Merkels neues Kabinett: Schulz schließt Posten nicht aus
SPD-Chef Martin Schulz schließt nicht mehr aus, bei einer Regierungsbildung einen Kabinettsposten zu übernehmen. In der ZDF-Sendung “Was nun?” sagte er auf die Frage, ob seine Aussage noch stimme, dass er nicht in ein Kabinett von Kanzlerin Angela Merkel (CDU) eintreten werde: “Frau Merkel hat auch mal sehr eindeutig gesagt, die SPD ist auf lange Zeit nicht regierungsfähig.” Schulz hatte nach der Bundestagswahl gesagt “In eine Regierung von Angela Merkel werde ich nicht eintreten.” (Quelle: ARD Videotext, 12.01.2018)

Mit seinen abendlichen Interview-Aussagen im ZDF ist Martin Schulz jetzt angetreten, der SPD den finalen Garaus zu machen.
Nach dem Wirtschaftskanzler und heutigem Putin-Lakai Gerhard Schröder, dessen für die Sozialdemokratie apokalyptischen Amtszeit mit Machtverlust und nachhaltiger Unwählbarkeit für den Großteil der deutschen Bevölkerung, ist es nun an dem wendigen und windigen Martin Schulz, der einstigen Volkspartei ihr politisches Ende zu bescheren. Denkt man an sein vollmundiges Auftreten nach der verlorenen Bundestagswahl 2017 ist die heutige Aussage, in ein Kabinett Merkel eintreten zu wollen, die Entlarvung des Parteifunktionärs Schulz als Person jenseits jeglicher Glaubwürdigkeit.

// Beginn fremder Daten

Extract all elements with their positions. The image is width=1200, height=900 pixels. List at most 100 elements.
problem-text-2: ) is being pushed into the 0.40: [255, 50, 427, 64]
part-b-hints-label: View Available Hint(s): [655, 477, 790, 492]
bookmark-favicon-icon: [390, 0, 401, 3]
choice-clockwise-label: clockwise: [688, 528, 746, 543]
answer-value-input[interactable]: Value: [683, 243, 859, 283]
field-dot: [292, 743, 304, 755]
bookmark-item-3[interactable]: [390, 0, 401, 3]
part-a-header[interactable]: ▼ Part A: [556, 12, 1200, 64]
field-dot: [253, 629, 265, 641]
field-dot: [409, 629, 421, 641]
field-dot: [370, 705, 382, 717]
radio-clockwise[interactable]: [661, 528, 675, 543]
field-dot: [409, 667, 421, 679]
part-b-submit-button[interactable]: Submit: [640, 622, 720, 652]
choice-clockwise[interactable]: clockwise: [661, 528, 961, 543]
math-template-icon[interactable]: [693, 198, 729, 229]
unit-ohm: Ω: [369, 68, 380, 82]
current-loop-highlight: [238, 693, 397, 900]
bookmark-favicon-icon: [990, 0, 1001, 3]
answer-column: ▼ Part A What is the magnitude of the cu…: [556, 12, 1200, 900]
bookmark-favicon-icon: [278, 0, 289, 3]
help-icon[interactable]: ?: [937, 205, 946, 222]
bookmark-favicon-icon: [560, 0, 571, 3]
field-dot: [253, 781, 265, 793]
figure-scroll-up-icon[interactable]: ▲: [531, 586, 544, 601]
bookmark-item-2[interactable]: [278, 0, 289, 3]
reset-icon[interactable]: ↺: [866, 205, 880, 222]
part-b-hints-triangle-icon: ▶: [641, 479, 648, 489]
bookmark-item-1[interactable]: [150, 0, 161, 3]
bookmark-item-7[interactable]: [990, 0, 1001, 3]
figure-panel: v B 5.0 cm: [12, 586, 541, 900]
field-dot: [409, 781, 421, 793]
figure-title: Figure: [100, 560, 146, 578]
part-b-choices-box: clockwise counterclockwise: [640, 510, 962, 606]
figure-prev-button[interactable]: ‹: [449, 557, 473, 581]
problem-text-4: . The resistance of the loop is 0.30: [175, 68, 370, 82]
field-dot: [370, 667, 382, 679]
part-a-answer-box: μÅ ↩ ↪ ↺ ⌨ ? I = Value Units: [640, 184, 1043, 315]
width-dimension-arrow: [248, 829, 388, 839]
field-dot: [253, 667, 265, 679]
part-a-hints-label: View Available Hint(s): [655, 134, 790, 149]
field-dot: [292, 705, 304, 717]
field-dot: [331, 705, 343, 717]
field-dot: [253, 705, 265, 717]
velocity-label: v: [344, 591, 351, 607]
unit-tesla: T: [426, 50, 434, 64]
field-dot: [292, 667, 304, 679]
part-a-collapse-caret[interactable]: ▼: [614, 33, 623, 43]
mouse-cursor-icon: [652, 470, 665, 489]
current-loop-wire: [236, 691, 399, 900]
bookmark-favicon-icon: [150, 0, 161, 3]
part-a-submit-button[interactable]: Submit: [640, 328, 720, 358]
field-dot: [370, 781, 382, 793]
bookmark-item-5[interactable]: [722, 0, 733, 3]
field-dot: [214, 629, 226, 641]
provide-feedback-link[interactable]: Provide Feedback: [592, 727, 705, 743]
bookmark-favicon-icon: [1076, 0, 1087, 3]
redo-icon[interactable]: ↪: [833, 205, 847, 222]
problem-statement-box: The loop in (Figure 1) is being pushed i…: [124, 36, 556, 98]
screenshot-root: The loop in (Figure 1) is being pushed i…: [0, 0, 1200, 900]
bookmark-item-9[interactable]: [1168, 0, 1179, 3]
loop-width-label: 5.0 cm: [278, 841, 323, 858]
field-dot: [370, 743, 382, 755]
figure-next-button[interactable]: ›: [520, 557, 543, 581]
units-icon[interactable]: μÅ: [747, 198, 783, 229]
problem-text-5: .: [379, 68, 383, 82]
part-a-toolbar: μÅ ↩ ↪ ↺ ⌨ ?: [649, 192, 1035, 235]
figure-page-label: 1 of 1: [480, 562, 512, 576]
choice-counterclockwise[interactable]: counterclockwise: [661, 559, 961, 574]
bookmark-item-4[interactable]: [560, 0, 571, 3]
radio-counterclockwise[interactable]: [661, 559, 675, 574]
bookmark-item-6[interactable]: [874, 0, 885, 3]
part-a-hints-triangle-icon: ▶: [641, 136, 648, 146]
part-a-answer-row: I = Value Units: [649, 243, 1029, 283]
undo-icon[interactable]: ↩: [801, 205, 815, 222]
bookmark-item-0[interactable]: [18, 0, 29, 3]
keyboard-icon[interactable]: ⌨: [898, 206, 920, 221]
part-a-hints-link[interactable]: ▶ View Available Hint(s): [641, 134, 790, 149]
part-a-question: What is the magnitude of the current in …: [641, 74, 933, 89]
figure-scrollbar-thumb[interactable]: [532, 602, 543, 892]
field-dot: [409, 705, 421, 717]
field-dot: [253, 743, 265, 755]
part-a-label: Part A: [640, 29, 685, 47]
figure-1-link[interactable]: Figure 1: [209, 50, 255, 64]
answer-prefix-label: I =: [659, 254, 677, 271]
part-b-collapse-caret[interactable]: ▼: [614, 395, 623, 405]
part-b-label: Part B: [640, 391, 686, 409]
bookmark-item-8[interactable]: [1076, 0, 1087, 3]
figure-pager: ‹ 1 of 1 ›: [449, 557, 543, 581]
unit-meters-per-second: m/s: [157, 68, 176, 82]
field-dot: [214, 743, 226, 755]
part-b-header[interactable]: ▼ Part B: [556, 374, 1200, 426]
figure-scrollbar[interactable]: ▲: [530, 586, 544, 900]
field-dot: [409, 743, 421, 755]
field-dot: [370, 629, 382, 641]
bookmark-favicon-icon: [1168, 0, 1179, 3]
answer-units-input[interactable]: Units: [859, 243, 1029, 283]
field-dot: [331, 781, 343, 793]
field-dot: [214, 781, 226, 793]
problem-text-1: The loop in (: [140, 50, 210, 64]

Jetzt kann nur noch die SPD-Parteibasis das Herumirren ihres Vorstands und Vorsitzenden beenden. Denn die Bürger-/Wähler*innen brauchen und wollen glaubwürdige und vertrauensvolle Politiker*innen im Amt.

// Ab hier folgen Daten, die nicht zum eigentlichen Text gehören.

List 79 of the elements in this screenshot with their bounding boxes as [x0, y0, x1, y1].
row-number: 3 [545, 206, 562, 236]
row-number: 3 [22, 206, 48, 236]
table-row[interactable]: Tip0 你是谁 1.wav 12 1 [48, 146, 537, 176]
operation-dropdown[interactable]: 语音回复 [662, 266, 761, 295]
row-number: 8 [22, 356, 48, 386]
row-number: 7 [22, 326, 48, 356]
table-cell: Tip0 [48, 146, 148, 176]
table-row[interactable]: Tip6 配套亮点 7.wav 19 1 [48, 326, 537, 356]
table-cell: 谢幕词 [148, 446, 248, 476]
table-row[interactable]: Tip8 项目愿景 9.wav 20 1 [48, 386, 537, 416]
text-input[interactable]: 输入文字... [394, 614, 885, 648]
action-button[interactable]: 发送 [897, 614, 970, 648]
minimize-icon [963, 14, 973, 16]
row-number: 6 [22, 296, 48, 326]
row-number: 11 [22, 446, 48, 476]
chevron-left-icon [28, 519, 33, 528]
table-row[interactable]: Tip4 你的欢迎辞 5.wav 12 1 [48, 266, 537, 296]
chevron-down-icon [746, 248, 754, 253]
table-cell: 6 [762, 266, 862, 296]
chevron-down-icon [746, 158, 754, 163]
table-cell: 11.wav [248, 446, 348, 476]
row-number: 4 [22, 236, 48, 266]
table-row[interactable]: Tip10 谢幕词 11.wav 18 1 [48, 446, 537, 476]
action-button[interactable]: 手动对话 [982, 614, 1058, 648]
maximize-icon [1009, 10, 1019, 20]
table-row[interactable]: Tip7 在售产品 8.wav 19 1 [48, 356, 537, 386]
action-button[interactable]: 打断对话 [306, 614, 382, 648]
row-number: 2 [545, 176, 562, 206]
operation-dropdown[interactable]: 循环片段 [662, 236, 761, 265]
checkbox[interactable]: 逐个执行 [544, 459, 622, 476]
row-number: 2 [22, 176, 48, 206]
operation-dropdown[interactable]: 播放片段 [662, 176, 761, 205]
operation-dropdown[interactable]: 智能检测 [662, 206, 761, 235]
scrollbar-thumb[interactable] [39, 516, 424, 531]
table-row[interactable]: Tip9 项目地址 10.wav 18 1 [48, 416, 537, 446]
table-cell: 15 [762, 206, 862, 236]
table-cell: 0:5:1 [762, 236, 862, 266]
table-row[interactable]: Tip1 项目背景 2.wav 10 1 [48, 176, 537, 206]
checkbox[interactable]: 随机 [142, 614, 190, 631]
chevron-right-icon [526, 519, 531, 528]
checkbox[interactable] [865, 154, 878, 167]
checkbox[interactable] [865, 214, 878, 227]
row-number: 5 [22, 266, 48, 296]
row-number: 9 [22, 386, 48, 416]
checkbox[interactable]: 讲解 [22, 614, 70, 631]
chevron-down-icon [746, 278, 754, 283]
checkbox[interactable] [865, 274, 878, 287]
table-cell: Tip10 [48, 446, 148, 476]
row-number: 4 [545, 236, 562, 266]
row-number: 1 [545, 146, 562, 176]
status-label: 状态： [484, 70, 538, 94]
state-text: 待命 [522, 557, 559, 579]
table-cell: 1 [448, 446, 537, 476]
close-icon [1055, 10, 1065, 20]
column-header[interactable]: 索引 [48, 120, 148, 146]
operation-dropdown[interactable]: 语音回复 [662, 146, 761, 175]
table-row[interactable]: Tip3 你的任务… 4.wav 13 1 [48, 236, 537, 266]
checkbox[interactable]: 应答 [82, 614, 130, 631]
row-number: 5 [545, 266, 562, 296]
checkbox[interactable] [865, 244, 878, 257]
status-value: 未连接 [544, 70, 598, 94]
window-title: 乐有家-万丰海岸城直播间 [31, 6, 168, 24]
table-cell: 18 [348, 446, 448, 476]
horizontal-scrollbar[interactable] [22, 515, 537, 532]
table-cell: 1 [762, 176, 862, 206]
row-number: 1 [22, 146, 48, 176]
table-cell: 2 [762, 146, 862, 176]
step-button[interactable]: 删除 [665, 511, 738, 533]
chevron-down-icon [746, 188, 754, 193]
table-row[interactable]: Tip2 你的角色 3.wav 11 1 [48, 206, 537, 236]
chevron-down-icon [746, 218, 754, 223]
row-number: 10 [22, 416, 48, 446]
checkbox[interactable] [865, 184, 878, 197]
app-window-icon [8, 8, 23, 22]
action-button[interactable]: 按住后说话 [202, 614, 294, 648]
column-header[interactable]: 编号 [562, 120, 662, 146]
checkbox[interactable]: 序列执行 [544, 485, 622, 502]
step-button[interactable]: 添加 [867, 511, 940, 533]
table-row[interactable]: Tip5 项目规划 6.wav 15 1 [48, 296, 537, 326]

“Morning Briefing” des Handelsblatt vom 15.01.:
Diese Woche wird beherrscht werden vom sozialdemokratischen Sinnsucher Martin Schulz. Der SPD-Chef, der partout nie Merkel-Minister werden wollte, muss seine Genossen bis zum Parteitag am Sonntag von etwas überzeugen, mit dem er selbst hadert: „Das sind am Ende immer Kompromisse, die man eingehen muss.“ Aus dem einstigen Kämpfer mit Proletarier-Gestus wurde ein tapsiger Conferencier der Macht, der Forderungen nach „Nachbesserungen“ auf allen SPD-Ebenen geradezu provoziert hat. Was wiederum Alexander Dobrindt, den Warm-Upper der CSU, nervt: „Martin Schulz muss jetzt zeigen, dass die SPD ein verlässlicher Koalitionspartner sein kann und er den Zwergenaufstand in den Griff bekommt.“

Auch die zweite selbsternannte Lichtgestalt der Sozialdemokraten, Andrea “Bätschi” Nahles, hadert mit ihren kritischen Parteifreunden aus der Basis. “Akzeptiere ich nicht”: Nahles watscht GroKo-Gegner in ihrer Partei ab” berichtet der Focus und führt weiter aus “SPD-Fraktionschefin Andrea Nahles hat den Gegnern einer großen Koalition auch in der eigenen Partei vorgeworfen, dass Sondierungsergebnis “mutwillig” schlechtzureden. “Da wird ein Ergebnis schlecht geredet von einigen, die egal, was wir verhandelt hätten, gegen die GroKo sind”, sagte Nahles am Montag im Deutschlandfunk. “Das akzeptiere ich nicht, da werde ich dagegenhalten.”

Fürchtet da vielleicht jemand um sein Pöstchen statt sich der Kritik zu stellen? Mit “Bätschi”, Pippi-Langstrumpf-Gesang im Bundestag und “In die Fresse hauen”-Drohung gegen den (jetzt wieder geliebten) Ex-Koalitionspartner hat sich die Frau eigentlich schon genug lächerlich gemacht.